The code property graph is a data structure designed to mine large codebases for instances of programming patterns. These patterns are formulated in a domain-specific language (DSL) based on Scala. It serves as a single intermediate program representation across all languages supported by Joern and its commercial brother Ocular.
Property graphs are a generic abstraction supported by many contemporary graph databases such as Neo4j, OrientDB, and JanusGraph. In fact, older versions of Joern made use of general purpose graph databases as a storage backend and the graph query language Gremlin. As the limitations of this approach became more apparent over the years, we replaced both the storage backend and query language with our own graph database OverflowDB.
Qwiet AI (formerly ShiftLeft) has open-sourced the implementation of the code property graph and its specification.
Building Blocks of Code Property Graphs #
Code property graphs are graphs, and more specifically property graphs. A property graph is composed of the following building blocks:
Nodes and their types. Nodes represent program constructs. This includes low-level language constructs such as methods, variables, and control structures, but also higher level constructs such as HTTP endpoints or findings. Each node has a type. The type indicates the type of program construct represented by the node, e.g., a node with the type
METHOD
represents a method while a node with typeLOCAL
represents the declaration of a local variable.Labeled directed edges. Relations between program constructs are represented via edges between their corresponding nodes. For example, to express that a method contains a local variable, we can create an edge with the label
CONTAINS
from the method’s node to the local’s node. By using labeled edges, we can represent multiple types of relations in the same graph. Moreover, edges are directed to express, e.g., that the method contains the local but not the other way around. Multiple edges may exist between the same two nodes.Key-Value Pairs. Nodes carry key-value pairs (attributes), where the valid keys depend on the node type. For example, a method has at least a name and a signature while a local declaration has at least the name and the type of the declared variable.
In summary, code property graphs are directed, edge-labeled, attributed multigraphs, and we insist that each node carries at least one attribute that indicates its type.
A Look into the Rear-View Mirror
The Code Property Graph was first introduced in the paper Modeling and Discovering Vulnerabilities with Code Property Graphs in the context of vulnerability discovery for C system code and the Linux kernel in particular.
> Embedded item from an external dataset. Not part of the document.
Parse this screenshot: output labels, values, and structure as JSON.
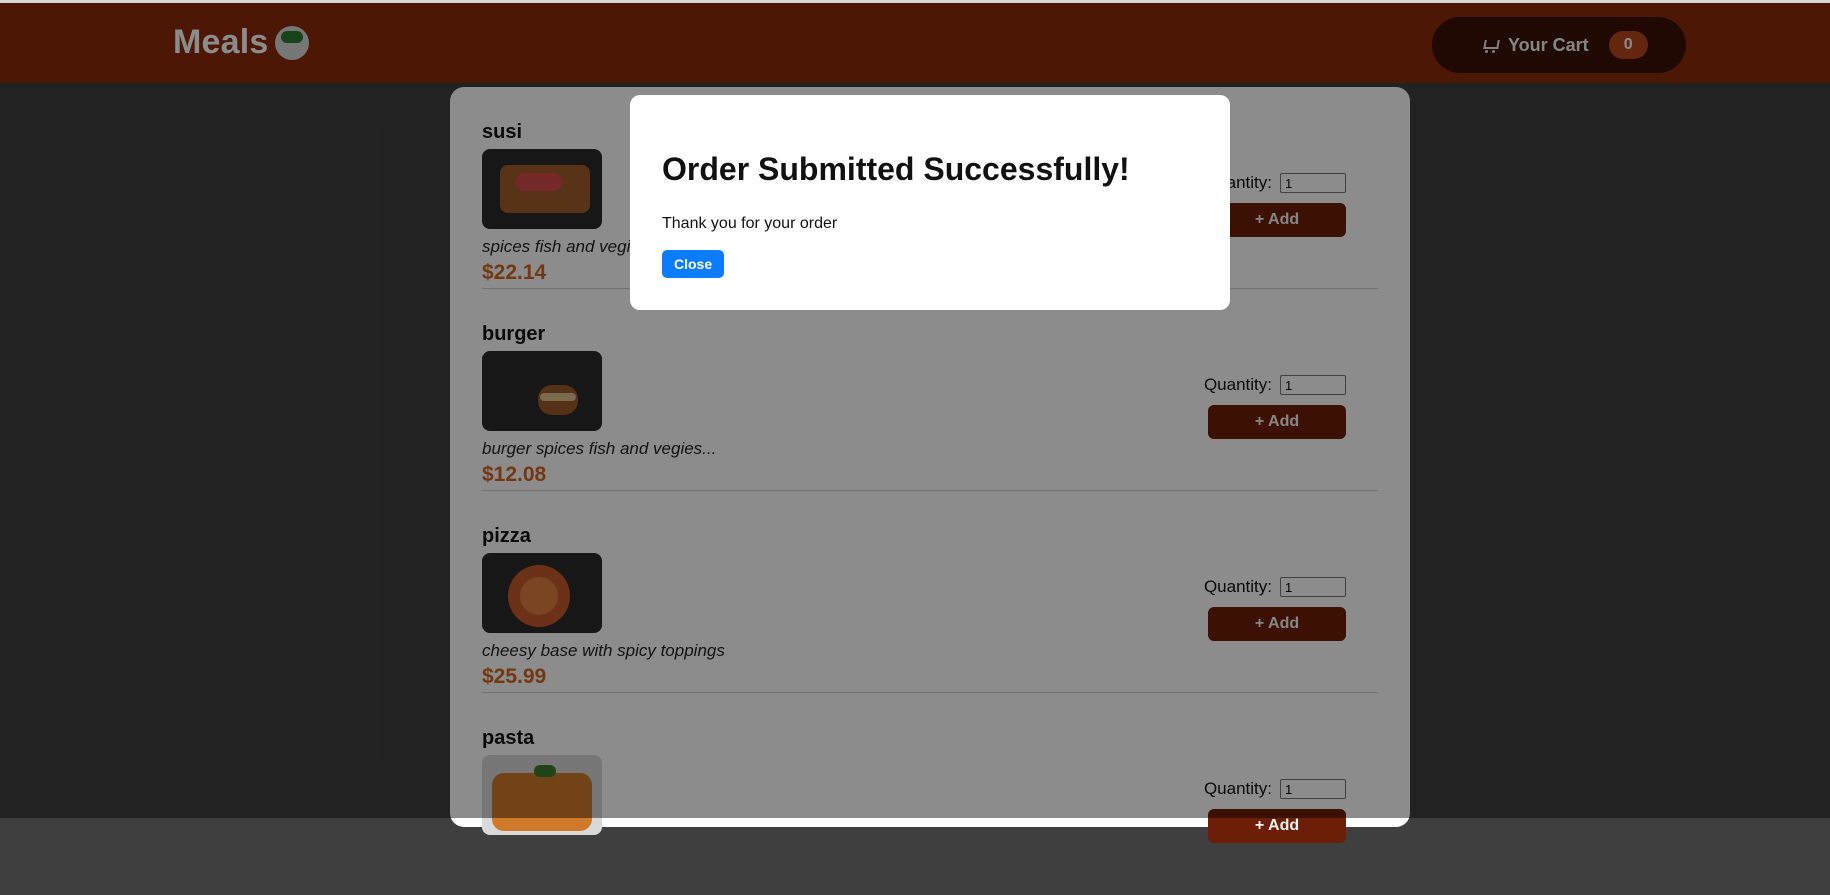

The core ideas outlined in this early work are the following:
Different classic program representations are merged into a property graph into a single data structure that holds information about the program’s syntax, control- and intra-procedural data-flow.
The property graph is stored in a graph database and made accessible via a domain specific language (DSL) for the identification of programming patterns - based on a DSL for graph traversals.
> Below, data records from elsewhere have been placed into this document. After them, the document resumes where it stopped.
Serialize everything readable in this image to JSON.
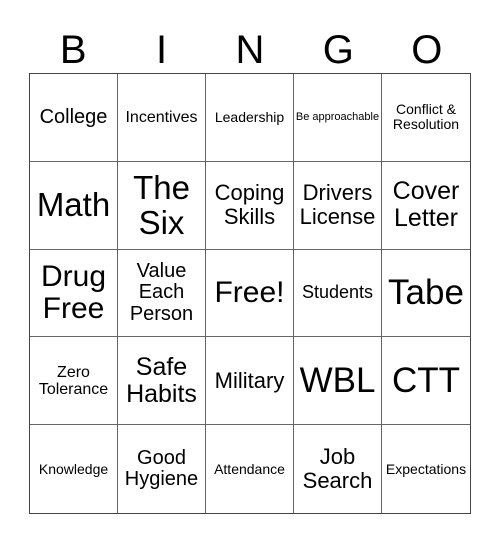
{
  "header": {
    "letters": [
      "B",
      "I",
      "N",
      "G",
      "O"
    ]
  },
  "cells": [
    "College",
    "Incentives",
    "Leadership",
    "Be approachable",
    "Conflict & Resolution",
    "Math",
    "The Six",
    "Coping Skills",
    "Drivers License",
    "Cover Letter",
    "Drug Free",
    "Value Each Person",
    "Free!",
    "Students",
    "Tabe",
    "Zero Tolerance",
    "Safe Habits",
    "Military",
    "WBL",
    "CTT",
    "Knowledge",
    "Good Hygiene",
    "Attendance",
    "Job Search",
    "Expectations"
  ]
}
The query language allows to seamlessly transition between the original code representations, making it possible to combine aspects of the code from different views these representations offer in a single query.
From 2014-2016, research followed on (a) extending the concept for interprocedural analysis, (b) using the graph as a basis for learning typical data-flow patterns in a program, (c) the effects of introducing further classic program representations such as dominator trees, (d) and the applicability of the approach for dynamically-typed languages such as PHP.
From 2017 onwards, the code property graph served as the technological foundation for the static analysis solutions developed at ShiftLeft Inc. The representation has since undergone heavy extensions and transformations. At the statement and expression level, it has matured into a generic container format which allows for hosting of graphs generated by 8 different language frontends, to enable querying with the same query language across programming languages. Moreover, the concept of overlays was introduced to allow representing code on different levels of abstraction, enabling transitioning between these layers of abstraction using the query language in the same way as for the original three low-level code representations. Finally, programming models and APIs are now available for parallel graph processing at low memory footprint - a core ingredient for scaling the approach.